Otros, poniéndose las calzas fucsias de la más hipócrita modestia, nos dicen: 


—Escribo para los que no leen. —¿Eres Mandrake el mago que puedes hacer leer a los que no leen? 


A veces el que responde admite con franqueza el fulgor que se desprende de su ponzoñoso ónfalo, y nos suelta sin asco:


—Escribo para mí mismo. —Como si nuestro señorito o señorita fuera el primer y último hombre en la Tierra. ¡Cuánta franqueza! ¡Cuánto pundonor!


No falta, en este selecto grupo de connaisseurs, el literato pasado (de moda y de copas), que, impulsado por profundas pasiones y afanes de cambios y revoluciones, afirma que escribe para ilustrar y educar a los hombres, enarbolando con puntero y monóculo, que la literatura está ahí en la mesa o sobre un cerro como bandera de lucha, dispuesta para mejorar al ser humano. ¡Muy bien! Aquellos deberían fundar una Escuela, o por lo menos, un Movimiento. La peor variante de estos idealistas es la de los moralistas, quienes creyendo que el arte es ese espejo que refleja a la naturaleza, debe mostrar lo bueno como ejemplo, y lo malo para ilustrar el pecado: más tarde, cuando nadie lo vea, el moralista se encabritará con una moza sobre los palafrenes, suspirando con violencia. 


¿Pero el arte es ese espejo opaco de bordes bruñidos, o es más bien, como dijera Waldo Rojas (1944), la realidad del reflejo?


Pero no nos desatendamos de lo central: la mayoría de los que afirman ser escritores (¡y lo hacen con todo el derecho del mundo!, con ese mismo derecho a colgar en pendones sus lustrosos nombres en conversatorios donde nadie conversa, o a poner en sus redes sociales tags en inglés tipo #writer o #writerlife) no suelen enarbolar a la escritura como un arma de lucha cargada de futuro, o como un medio para inspirar a las masas; no escriben para las amas de casa, ni para el oficinista, ni para el minero, o el pálido universitario, no les interesa el concepto de la patria y mucho menos la revolución, escriben, escriben no más. En ese contexto: ¿para quién carajos escriben? ¿Cuándo se jodió el escritor? Para ser escritor hay que dejar de escribir, pues aquel valioso tiempo es necesario utilizarlo a fondo para gestionar las redes sociales, saber posar bien, con ropa provocativa o literalmente en pelotas, ofrecer talleres (como si el genio pudiera traspasarse de mano en mano pagado en cómodas cuotas), hablar, hablar harto, en lanzamientos y conversatorios a los que solo asisten viejos casposas y viejas bostezantes, hablar, hablar, de lo que sea, de la contingencia ¿por qué no?, de la última serie de moda, de la película gringa que la rompe en taquillas. Escriben, espejo de Narciso, para que los reconozcan como escritores, porque antes que redactar un pobre y triste soneto, un cuentito de cien palabras o la lista de supermercados, es importante verse y parecer un escritor (no olvidar el pendón).

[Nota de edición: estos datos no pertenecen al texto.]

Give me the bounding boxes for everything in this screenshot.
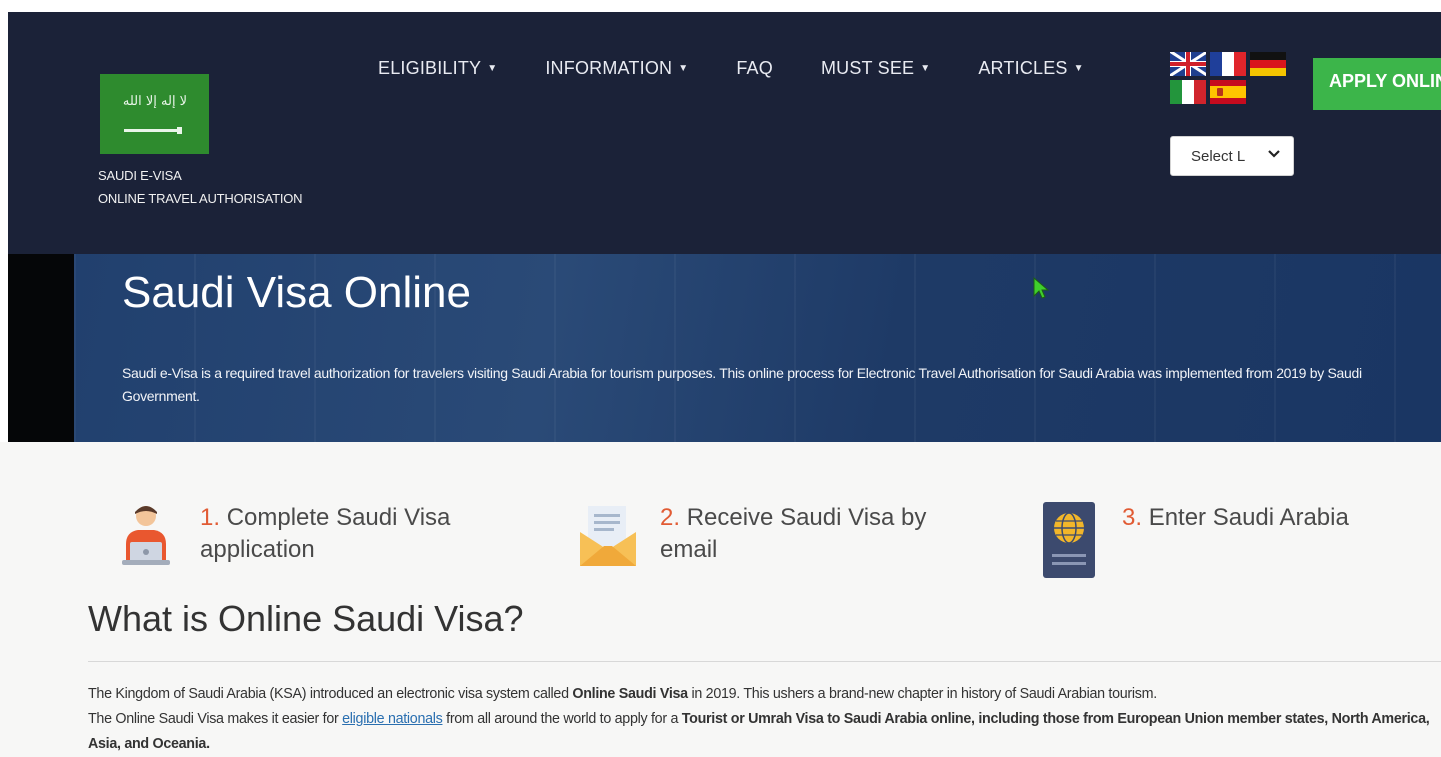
caret-down-icon: ▼ [487,63,498,74]
step-2-text: 2. Receive Saudi Visa by email [660,504,927,563]
person-laptop-icon [122,506,170,565]
apply-online-button[interactable]: APPLY ONLINE [1313,58,1441,110]
hero-left-edge [8,254,74,442]
italy-flag-icon[interactable] [1170,80,1206,104]
uk-flag-icon[interactable] [1170,52,1206,76]
language-select-value: Select L [1191,147,1246,165]
eligible-nationals-link[interactable]: eligible nationals [342,711,443,727]
caret-down-icon: ▼ [920,63,931,74]
caret-down-icon: ▼ [1073,63,1084,74]
nav-information[interactable]: INFORMATION ▼ [545,58,688,79]
envelope-icon [580,506,636,566]
france-flag-icon[interactable] [1210,52,1246,76]
germany-flag-icon[interactable] [1250,52,1286,76]
brand-line-1: SAUDI E-VISA [98,168,182,183]
section-paragraph: The Kingdom of Saudi Arabia (KSA) introd… [88,686,1430,752]
section-title: What is Online Saudi Visa? [88,598,524,639]
saudi-flag-logo[interactable]: لا إله إلا الله [100,74,209,154]
brand-text[interactable]: SAUDI E-VISA ONLINE TRAVEL AUTHORISATION [98,164,303,210]
brand-line-2: ONLINE TRAVEL AUTHORISATION [98,191,303,206]
mouse-cursor-icon [1033,276,1050,299]
nav-faq[interactable]: FAQ [736,58,773,79]
main-nav: ELIGIBILITY ▼ INFORMATION ▼ FAQ MUST SEE ▼ … [378,58,1132,79]
logo-script: لا إله إلا الله [122,94,188,109]
hero-description: Saudi e-Visa is a required travel author… [122,365,1362,404]
chevron-down-icon [1267,147,1281,164]
passport-icon [1043,502,1095,578]
step-1-text: 1. Complete Saudi Visa application [200,504,451,563]
caret-down-icon: ▼ [678,63,689,74]
nav-eligibility[interactable]: ELIGIBILITY ▼ [378,58,497,79]
site-header: لا إله إلا الله SAUDI E-VISA ONLINE TRAV… [8,12,1441,254]
spain-flag-icon[interactable] [1210,80,1246,104]
main-content: 1. Complete Saudi Visa application 2. Re… [0,442,1441,757]
nav-articles[interactable]: ARTICLES ▼ [978,58,1083,79]
hero-banner: Saudi Visa Online Saudi e-Visa is a requ… [74,254,1441,442]
nav-must-see[interactable]: MUST SEE ▼ [821,58,930,79]
hero-title: Saudi Visa Online [122,268,471,317]
section-divider [88,661,1441,662]
step-3-text: 3. Enter Saudi Arabia [1122,504,1349,531]
language-select[interactable]: Select L [1170,136,1294,176]
sword-icon [124,127,182,134]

¿Y quedan escritores que leen? Si vivimos en un medio donde campean los pompiers, los escritores que sobresalen por sus conocimientos lectores prácticamente no sobresalen, la mayoría prefiere vivir ahí, acá o allá, refugiados al calor de las redes sociales, acaparados en su metro cuadrado, en su caverna del yo donde es mucho más confortable buscar el sobajeo y el agasajo, que endurecer la musculatura cerebral con arduas, fatigosas e inmarcesibles lecturas, ese campo de entrenamiento bestial en que se goza con la virtud –o falta de virtud— de los que escriben.


Y aún no hemos respondido lo central: ¿Y para quiénes mierda escribimos, Dios mío? Tranquilidad. Como dijera el poeta catalán Joan Margarit (1938-2021), la respuesta no estaba lejos, no era difícil: se escribe para los que leen novelas, cuentos y poemas, y no hay más misterios ni huevos órficos que desentrañar.